# Siema !!

## grzewho

no to mamy nasze forum !! w00t  :Twisted Evil: 

----------

## cechor

Nareszcie   :Very Happy:    teraz czas sie tu wprowadzic.  

Moze ktos zada wkoncu to pierwsze pytanie   :Wink: 

----------

## (l)user

Wreszcie polska sekcja na tym forum. Pozdro dla wszystkich gentoo userow  :Smile: .

----------

## ^arsen^

no witam witam  :Smile: 

----------

## Borys

No w końcu jest forum.

Tylko pytań brak   :Very Happy: 

----------

## Zodiac

Cos malo postow na tym forum  :Smile: 

Witam wszystkich

----------

## crs

No, udało się nareszcie.

Nie martwcie się,  pytania będą.  :Wink: 

Pozdrawiam rodaków.

----------

## mmad

wlasnie sie zapisalem... o pytania tez bym sie nie bal. na pewno beda.

pozdr.

M.

----------

## Gohan_

Mam nadzieje ze mozna bedzie liczyc na gentoo-wa brac - i nie chodzi mi tutaj o pomoc w stylu .... google.pl ;]

Pozdrawiam 

Gohan

----------

## no4b

I dobrze.  :Very Happy: 

----------

## Xax

Witam wszystkich na tym wspaniałym forum   :Laughing: 

----------

## grzewho

 *Xax wrote:*   

> Witam wszystkich na tym wspaniałym forum  

 

o widze kolega z gliwic. pozdrawiam serdecznie  :Smile: 

----------

## crs

[quote="grzewho"] *Xax wrote:*   

> Witam wszystkich na tym wspaniałym forum  

 

 *Quote:*   

> 
> 
> o widze kolega z gliwic. pozdrawiam serdecznie 

 

Czyzbyscie obydwoje z Gliwic?  :Smile:  To jest nas trzoch jak mawia moj dziadek  :Smile: 

----------

## phranzee

 *crs wrote:*   

> Czyzbyscie obydwoje z Gliwic?  To jest nas trzoch jak mawia moj dziadek 

 no, trzech i pol  :Wink:  czesto bywam na polibudzie  :Razz: 

----------

## Xax

No to wyglondo na to ze som my (czytojcie 3 a pol) z gliwic a na zagranicznym forum godomy buahahahaha, tak choby polskigo nie bylo   :Very Happy: 

----------

## crs

 *Xax wrote:*   

> No to wyglondo na to ze som my (czytojcie 3 a pol) z gliwic a na zagranicznym forum godomy buahahahaha, tak choby polskigo nie bylo  

 

Huooh  :Wink: 

Widzisz, jak Pawlaki za ocean polecielismy  :Smile: 

Moze jakies piwko?  :Smile: 

----------

## zytek

Hej wszystkim, stary wyjadacz PLD do Was dołącza.. póki co w chroocie robi mi się desktop-oriented-gentoo  :Wink:  Zobaczymy co z tego wyjdzie, ale zapowiada się ciekawie.. serwer chyba też zmieni system z PLD na Gentoo..

No ale nieważne. 

Mam taką małą uwagę. Skoro mamy "Polish" forum to przydał by się "Polish" język. Niech Ktoś(tm) napisz pm do admina. IMHO anglojęzyczność obsługi forum może odstraszać tych najbardziej początkujących.. pozatym przywykłem do polskiego phpBB.

----------

## Pawcio

Nareszcie !  :Smile:  a juz myslalem ze Polski board dodadza dopiero po tym jak wejdziemy do Unii   :Laughing: 

Pozdrowienia dla wszytskich.

----------

## C1REX

Skoro się wszyscy witają, to i ja się przywitam.

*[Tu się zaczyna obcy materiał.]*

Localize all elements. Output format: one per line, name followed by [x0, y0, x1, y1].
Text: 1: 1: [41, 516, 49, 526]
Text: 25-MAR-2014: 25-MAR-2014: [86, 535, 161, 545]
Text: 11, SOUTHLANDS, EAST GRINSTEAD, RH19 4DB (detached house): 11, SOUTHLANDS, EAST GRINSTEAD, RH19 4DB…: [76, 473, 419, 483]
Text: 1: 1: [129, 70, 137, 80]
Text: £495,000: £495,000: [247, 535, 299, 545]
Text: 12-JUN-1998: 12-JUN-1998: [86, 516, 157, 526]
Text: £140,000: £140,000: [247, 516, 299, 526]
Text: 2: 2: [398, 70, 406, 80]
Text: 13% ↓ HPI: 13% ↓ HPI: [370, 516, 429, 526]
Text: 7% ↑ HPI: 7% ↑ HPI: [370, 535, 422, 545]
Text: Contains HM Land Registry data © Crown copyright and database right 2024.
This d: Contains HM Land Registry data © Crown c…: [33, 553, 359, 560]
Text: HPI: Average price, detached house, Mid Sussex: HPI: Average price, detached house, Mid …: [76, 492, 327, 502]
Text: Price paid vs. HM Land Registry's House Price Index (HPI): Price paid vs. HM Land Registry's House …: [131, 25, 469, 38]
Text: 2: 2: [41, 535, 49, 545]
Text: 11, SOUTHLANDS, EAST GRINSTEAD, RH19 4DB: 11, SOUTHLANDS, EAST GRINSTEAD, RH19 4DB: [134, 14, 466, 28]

Pozdrowienia od pingwinków z Suwałk.

----------

## btower

 *zytek wrote:*   

> 
> 
> Mam taką małą uwagę. Skoro mamy "Polish" forum to przydał by się "Polish" język. Niech Ktoś(tm) napisz pm do admina. IMHO anglojęzyczność obsługi forum może odstraszać tych najbardziej początkujących.. pozatym przywykłem do polskiego phpBB.

 

Lekka przesada.

----------

## C1REX

 *btower wrote:*   

>  *zytek wrote:*   
> 
> Mam taką małą uwagę. Skoro mamy "Polish" forum to przydał by się "Polish" język. Niech Ktoś(tm) napisz pm do admina. IMHO anglojęzyczność obsługi forum może odstraszać tych najbardziej początkujących.. pozatym przywykłem do polskiego phpBB. 
> 
> Lekka przesada.

 

Zgadzam się całkowcie. Skoro komuś przeszkadza kilka guziczków na forum, to w jaki sposób wyczarował gentoo na swoim HDD? Nie ma aż tak początkujących, a najwyżej wybrednych.

Cieszmy się z tego co mamy, bo mamy  bardzo dużo.

----------

## zytek

A tam się doczepiliście ;P

No dobra, dobra.. jestem wybredny.. jestem... grr... ;P

Może uda mi się tą wybredność przenieść i potłumaczyć trochę doców mhm.. tak, trzeba zacząć coś robić dla "linux comunity".. mhm.. a teraz idziemy SPAĆ.

----------

## crs

 *zytek wrote:*   

> 
> 
> Może uda mi się tą wybredność przenieść i potłumaczyć trochę doców mhm.. tak, trzeba zacząć coś robić dla "linux comunity".. mhm.. a teraz idziemy SPAĆ.

 

No, dobrze kombinujesz.  :Wink:  Poczytaj gentoo.pl.

PS. Coś mi ognioptak plfonty psuje. ;-(

----------